What these California MDs did was undoubtedly bold and risky. Behind the scenes there was probably a significant degree of ugliness in the development of NBPS. But that probably doesn’t matter to cardiologists interested in reasonable MOC, since it would seem as though they are more interested in substance. Perhaps these behaviors are more typical of the personality selected in the cardiology subspecialty. I found in my year of medicine/medical school, that those destined for the cath lab were disproportionately self-governing and more interested in content.
Given the cardiology/ABIM context, the ease with which physicians agreed and trusted one another, as well as their preference for substance, I find ophthalmology’s response to Sen. Paul’s efforts to establish a competing organization dissatisfying. The ABO has a clear advantage in offering the public a standardized approach, and any pre-existing monopoly tends to have a clean-shaven face and a more-polished reputation.

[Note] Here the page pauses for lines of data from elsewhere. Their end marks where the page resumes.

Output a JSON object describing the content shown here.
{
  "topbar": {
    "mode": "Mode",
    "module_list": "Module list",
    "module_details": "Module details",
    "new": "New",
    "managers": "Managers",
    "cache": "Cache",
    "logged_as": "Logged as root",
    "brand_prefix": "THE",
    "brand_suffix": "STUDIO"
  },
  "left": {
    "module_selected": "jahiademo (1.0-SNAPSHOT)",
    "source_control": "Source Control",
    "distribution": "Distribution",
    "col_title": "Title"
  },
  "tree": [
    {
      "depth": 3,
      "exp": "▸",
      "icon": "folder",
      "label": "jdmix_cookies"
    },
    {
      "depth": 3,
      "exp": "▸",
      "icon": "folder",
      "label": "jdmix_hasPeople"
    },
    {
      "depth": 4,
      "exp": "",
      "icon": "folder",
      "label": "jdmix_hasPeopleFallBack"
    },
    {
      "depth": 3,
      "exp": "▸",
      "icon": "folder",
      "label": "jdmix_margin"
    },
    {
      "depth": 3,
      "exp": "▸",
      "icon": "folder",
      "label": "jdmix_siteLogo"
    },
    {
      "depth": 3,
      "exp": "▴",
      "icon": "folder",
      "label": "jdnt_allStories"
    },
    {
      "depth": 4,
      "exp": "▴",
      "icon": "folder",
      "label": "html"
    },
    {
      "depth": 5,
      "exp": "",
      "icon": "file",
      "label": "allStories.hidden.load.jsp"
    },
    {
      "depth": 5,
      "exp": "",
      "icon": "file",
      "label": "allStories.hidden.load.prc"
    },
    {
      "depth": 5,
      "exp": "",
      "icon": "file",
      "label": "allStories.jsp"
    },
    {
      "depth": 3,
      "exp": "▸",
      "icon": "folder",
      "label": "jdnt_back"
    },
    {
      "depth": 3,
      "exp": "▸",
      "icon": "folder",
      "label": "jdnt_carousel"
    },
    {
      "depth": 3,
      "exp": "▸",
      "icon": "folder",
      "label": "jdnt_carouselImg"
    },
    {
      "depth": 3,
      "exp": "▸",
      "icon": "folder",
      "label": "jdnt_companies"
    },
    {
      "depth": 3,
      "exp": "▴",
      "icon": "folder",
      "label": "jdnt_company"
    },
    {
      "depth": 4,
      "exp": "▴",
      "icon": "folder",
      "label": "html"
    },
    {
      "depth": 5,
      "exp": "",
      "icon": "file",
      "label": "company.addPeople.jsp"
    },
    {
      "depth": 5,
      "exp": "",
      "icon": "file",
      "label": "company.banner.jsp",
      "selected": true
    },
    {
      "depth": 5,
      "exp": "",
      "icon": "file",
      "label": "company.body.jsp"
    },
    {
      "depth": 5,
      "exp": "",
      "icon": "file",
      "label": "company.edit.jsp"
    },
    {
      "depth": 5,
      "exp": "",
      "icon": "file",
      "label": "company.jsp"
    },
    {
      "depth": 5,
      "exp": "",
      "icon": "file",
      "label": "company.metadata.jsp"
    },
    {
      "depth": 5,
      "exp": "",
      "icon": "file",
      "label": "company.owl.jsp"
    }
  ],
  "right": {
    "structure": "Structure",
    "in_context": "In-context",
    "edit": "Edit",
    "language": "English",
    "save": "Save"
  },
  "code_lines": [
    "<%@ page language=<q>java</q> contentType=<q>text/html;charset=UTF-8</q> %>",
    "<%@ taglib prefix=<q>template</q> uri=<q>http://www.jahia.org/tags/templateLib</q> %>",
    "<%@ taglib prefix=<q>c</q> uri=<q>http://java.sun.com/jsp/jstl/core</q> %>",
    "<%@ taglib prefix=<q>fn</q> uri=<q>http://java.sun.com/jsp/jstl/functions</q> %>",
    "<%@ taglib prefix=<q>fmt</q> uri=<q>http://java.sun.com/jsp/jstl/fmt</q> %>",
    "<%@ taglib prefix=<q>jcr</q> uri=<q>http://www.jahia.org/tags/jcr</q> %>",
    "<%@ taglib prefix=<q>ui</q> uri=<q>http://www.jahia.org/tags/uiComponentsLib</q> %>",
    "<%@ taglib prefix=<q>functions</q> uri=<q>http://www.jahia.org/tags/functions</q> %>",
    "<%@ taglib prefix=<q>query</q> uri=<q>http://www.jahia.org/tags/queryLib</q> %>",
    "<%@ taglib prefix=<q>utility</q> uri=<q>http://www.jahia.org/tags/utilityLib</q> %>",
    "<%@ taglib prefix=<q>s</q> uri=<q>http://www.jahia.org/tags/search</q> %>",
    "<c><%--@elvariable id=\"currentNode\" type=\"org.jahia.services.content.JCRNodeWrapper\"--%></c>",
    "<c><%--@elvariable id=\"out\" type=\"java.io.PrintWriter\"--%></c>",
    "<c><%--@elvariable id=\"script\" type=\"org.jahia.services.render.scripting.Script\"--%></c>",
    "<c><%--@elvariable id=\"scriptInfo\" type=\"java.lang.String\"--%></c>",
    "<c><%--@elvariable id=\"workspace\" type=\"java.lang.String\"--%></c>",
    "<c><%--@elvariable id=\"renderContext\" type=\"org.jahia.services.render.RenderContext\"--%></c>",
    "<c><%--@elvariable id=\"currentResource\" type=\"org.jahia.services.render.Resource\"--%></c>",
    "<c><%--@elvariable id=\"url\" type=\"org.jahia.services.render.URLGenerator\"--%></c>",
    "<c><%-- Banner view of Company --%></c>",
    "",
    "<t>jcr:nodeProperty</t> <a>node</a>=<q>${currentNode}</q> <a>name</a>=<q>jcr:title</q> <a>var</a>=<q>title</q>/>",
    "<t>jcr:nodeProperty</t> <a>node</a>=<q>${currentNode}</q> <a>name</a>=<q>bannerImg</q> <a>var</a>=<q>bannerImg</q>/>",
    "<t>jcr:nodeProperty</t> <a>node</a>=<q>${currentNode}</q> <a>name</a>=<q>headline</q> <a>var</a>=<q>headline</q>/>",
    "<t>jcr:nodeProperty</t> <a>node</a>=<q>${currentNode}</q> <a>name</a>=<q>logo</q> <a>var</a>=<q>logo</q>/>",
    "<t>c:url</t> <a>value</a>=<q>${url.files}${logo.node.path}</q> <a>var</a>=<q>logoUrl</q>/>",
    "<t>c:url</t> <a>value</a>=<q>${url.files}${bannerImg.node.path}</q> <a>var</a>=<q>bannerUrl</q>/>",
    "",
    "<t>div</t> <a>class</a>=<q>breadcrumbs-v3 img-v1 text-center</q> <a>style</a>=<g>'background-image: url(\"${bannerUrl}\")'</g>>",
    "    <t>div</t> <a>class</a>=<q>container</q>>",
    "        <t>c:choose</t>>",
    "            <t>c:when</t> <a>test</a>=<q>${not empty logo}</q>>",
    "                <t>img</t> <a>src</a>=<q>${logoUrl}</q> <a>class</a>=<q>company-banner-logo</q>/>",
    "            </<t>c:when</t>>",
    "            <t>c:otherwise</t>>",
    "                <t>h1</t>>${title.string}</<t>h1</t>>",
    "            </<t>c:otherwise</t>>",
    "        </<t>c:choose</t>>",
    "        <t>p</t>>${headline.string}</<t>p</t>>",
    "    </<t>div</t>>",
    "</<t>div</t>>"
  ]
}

Sen. Paul’s NBO was dysfunctional and poorly orchestrated. His family—mostly holders of a bachelors degree and sometimes unaware of their status in the organization—made up the board of directors. He wasn’t able to adequately represent or fully supply the criteria for his certification, and some have described the test as “open book.”
The NBO ultimately failed and was not recognized by any state organization, including Kentucky where certification is not required to practice ophthalmology.